Right now I'm running my intensive task (takes between 100 and 500ms to run) directly on the thread I get from Drogon. I'm wondering if there's a better way to delegate that work or if there's a "best practices" for making these kind of APIs in Drogon
If your server just runs these tasks, that's fine, it's simple and straightforward and has good performance guarantees, in fact, I have a machine learning algorithm service that works in the same way.
Closing this issue since it satisfied my needs. Thank you very much for your help :)
I tried googling this and searching for answers in past Issues, but I couldn't really find my answer even tho some Issues where somewhat similar. Also, I am very new to c++ async, futures, etc. I have only ever used std::thread; so this might be a really dumb problem I'm having.
I have a drogon server running with 16 threads; my CPU is an i9 with 8 cores (macbook pro). I have a route "/test" that runs a very slow function and then returns "OK". For now the function is just:
std::this_thread::sleep_for(std::chrono::seconds(10));
Now, if I request this route 16 times, the following happens:
1st request: 10 seconds (as expected) 2nd request: 20 seconds (seems like the first request is blocking next requests?) 3rd request: 30 seconds (same as above) 4th request: 40 seconds (same as above) 5th - 10th request: 50 seconds (suddenly, after 4 requests, 6 requests are being run at the same time) 11th - 16th request: 60 seconds (again, 6 requests at a time)

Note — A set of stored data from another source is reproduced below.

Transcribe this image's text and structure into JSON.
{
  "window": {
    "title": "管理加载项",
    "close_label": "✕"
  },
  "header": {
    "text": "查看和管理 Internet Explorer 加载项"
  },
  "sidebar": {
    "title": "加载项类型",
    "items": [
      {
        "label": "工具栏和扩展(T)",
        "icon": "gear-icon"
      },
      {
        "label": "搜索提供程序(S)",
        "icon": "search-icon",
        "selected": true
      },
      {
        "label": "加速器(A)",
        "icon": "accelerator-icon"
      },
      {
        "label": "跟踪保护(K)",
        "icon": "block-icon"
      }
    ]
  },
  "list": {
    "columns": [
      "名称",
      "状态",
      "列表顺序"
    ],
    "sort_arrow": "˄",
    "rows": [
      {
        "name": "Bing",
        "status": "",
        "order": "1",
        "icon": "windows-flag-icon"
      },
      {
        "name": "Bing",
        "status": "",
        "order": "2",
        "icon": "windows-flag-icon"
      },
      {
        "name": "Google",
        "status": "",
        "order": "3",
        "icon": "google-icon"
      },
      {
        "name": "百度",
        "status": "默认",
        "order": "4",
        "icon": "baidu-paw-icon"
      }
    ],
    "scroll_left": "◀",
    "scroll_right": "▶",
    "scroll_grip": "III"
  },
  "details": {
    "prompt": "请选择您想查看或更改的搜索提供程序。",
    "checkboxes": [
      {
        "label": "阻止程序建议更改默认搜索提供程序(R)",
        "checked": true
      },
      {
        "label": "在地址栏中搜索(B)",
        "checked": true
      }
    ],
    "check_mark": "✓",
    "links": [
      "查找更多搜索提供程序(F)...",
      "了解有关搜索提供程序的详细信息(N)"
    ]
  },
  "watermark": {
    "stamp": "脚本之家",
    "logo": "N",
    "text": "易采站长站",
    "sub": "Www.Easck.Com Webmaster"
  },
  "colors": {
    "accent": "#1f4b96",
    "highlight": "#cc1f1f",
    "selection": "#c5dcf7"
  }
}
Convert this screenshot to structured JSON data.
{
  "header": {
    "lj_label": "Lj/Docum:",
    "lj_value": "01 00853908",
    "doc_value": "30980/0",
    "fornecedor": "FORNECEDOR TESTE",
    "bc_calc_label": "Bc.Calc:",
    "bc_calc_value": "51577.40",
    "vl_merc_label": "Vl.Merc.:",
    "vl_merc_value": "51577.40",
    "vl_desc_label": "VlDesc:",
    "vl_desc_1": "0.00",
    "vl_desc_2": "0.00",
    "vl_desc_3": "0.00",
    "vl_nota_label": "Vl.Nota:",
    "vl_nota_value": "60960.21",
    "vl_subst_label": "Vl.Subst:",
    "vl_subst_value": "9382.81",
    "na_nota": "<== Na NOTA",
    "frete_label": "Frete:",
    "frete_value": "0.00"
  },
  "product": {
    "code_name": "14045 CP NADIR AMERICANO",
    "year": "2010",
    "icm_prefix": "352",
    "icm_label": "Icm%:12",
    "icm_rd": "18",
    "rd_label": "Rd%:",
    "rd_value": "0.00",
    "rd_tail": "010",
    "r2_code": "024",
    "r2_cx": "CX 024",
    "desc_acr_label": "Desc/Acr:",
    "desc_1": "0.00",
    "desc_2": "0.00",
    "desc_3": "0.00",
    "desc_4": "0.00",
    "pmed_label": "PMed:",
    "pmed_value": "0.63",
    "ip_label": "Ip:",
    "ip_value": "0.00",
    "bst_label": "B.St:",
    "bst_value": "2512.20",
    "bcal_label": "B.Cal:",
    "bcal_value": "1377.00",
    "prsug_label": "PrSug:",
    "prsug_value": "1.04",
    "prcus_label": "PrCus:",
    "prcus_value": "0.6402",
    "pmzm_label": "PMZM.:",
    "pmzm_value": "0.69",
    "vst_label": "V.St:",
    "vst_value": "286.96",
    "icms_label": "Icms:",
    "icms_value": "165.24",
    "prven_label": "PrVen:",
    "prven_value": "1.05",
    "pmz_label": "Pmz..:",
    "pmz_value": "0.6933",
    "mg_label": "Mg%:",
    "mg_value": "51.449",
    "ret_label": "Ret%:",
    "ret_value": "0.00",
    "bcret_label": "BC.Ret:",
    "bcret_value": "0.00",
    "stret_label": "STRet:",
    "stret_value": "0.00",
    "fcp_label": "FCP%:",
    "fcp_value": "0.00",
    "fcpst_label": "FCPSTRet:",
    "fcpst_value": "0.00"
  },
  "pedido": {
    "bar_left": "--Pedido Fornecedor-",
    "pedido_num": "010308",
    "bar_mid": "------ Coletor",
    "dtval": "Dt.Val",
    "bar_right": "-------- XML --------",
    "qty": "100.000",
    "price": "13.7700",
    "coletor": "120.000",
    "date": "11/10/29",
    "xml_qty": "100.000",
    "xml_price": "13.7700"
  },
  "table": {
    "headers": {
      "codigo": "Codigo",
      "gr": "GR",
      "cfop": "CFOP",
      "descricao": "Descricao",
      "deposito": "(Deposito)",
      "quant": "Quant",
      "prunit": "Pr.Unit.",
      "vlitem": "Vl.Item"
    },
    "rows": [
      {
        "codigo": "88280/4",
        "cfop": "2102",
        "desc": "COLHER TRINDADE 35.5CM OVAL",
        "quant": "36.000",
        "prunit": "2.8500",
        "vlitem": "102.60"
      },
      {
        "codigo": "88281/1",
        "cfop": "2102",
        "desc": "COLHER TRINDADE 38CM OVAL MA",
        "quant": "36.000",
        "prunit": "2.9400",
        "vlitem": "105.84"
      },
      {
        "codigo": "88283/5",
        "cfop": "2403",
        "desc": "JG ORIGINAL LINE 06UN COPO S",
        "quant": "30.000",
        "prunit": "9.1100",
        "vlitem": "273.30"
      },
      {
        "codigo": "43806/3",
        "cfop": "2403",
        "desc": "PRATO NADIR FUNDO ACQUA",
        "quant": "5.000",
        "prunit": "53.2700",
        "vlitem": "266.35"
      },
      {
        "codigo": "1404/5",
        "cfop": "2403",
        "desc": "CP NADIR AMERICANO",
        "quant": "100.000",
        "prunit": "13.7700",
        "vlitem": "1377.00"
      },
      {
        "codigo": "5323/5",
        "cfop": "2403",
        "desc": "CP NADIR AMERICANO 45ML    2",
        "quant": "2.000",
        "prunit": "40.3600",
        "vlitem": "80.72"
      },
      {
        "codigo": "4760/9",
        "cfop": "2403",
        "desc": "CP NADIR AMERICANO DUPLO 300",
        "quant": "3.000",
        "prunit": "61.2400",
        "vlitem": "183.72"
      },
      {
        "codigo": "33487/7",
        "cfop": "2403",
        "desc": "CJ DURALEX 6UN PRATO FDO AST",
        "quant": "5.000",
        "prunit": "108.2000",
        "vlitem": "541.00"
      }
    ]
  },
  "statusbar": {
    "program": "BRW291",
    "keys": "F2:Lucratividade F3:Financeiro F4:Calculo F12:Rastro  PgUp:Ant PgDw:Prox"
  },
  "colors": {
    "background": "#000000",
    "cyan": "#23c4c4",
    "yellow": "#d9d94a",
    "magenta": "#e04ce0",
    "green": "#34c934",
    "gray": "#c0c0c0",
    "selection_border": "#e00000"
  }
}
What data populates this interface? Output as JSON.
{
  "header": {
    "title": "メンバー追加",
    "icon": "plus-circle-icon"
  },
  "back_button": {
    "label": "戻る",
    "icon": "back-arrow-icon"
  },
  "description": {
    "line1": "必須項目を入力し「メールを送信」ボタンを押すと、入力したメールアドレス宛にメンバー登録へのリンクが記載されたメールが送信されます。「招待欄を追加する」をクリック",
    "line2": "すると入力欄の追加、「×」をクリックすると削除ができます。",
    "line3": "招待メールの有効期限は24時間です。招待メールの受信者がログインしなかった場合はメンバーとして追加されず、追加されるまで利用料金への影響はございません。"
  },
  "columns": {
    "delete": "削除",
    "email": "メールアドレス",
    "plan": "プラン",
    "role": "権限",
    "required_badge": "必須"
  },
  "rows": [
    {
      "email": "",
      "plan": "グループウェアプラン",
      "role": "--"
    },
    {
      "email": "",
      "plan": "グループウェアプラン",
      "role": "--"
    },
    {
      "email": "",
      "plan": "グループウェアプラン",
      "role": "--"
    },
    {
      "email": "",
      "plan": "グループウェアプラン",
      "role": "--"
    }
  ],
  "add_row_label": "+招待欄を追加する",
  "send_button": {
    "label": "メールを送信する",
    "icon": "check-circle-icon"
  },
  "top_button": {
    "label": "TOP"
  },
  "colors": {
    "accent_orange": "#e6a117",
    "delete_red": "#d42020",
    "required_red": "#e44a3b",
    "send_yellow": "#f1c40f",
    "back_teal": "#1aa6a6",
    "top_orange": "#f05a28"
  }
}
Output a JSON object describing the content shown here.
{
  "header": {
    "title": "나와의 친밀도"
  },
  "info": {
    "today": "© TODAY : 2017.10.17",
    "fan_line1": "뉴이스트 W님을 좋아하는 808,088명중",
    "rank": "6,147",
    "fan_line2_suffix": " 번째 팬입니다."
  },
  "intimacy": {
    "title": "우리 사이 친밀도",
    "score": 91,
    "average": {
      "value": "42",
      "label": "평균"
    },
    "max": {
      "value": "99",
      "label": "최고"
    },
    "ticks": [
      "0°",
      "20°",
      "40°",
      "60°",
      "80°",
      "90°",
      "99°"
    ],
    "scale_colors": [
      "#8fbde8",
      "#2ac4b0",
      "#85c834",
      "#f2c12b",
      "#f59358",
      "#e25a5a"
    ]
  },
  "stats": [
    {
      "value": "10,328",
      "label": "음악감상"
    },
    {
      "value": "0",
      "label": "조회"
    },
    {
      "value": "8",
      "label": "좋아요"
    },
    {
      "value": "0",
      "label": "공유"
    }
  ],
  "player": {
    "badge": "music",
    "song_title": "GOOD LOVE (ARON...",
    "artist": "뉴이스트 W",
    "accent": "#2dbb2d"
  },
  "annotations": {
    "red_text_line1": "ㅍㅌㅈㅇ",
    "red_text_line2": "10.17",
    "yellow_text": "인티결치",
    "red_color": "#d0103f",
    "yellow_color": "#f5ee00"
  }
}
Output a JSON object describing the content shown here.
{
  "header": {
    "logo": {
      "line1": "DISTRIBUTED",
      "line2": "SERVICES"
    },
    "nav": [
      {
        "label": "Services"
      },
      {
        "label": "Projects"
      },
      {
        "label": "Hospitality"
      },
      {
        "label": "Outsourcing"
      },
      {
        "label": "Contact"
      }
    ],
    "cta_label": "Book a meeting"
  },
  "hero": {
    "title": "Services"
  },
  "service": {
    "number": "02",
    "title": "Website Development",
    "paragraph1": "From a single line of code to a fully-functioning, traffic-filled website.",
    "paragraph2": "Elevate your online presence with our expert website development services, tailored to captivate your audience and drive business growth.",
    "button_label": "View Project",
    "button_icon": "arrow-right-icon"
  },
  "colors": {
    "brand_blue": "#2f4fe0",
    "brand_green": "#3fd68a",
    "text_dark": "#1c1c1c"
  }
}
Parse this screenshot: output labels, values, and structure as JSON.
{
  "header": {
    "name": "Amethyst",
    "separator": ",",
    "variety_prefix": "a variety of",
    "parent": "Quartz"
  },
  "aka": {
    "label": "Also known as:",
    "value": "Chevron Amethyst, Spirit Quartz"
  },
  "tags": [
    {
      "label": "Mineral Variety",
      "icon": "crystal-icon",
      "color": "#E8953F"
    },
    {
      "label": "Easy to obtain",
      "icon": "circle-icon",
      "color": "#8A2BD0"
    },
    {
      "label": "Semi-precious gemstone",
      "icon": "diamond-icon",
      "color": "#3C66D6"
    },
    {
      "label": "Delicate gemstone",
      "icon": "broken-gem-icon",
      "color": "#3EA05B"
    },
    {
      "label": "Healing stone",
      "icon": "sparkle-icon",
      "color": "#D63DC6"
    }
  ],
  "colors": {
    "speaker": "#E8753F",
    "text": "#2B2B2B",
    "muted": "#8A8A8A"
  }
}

I don't understand why the initial 4 requests run 1 request at a time. Also, once the requests run simultaneously, why is it only running 6 requests at a time when it's supposedly using 16 threads (although just 8 cores).
I'm not sure if I'm supposed to run the "really slow function" using a new thread, using std::async with std::future or what.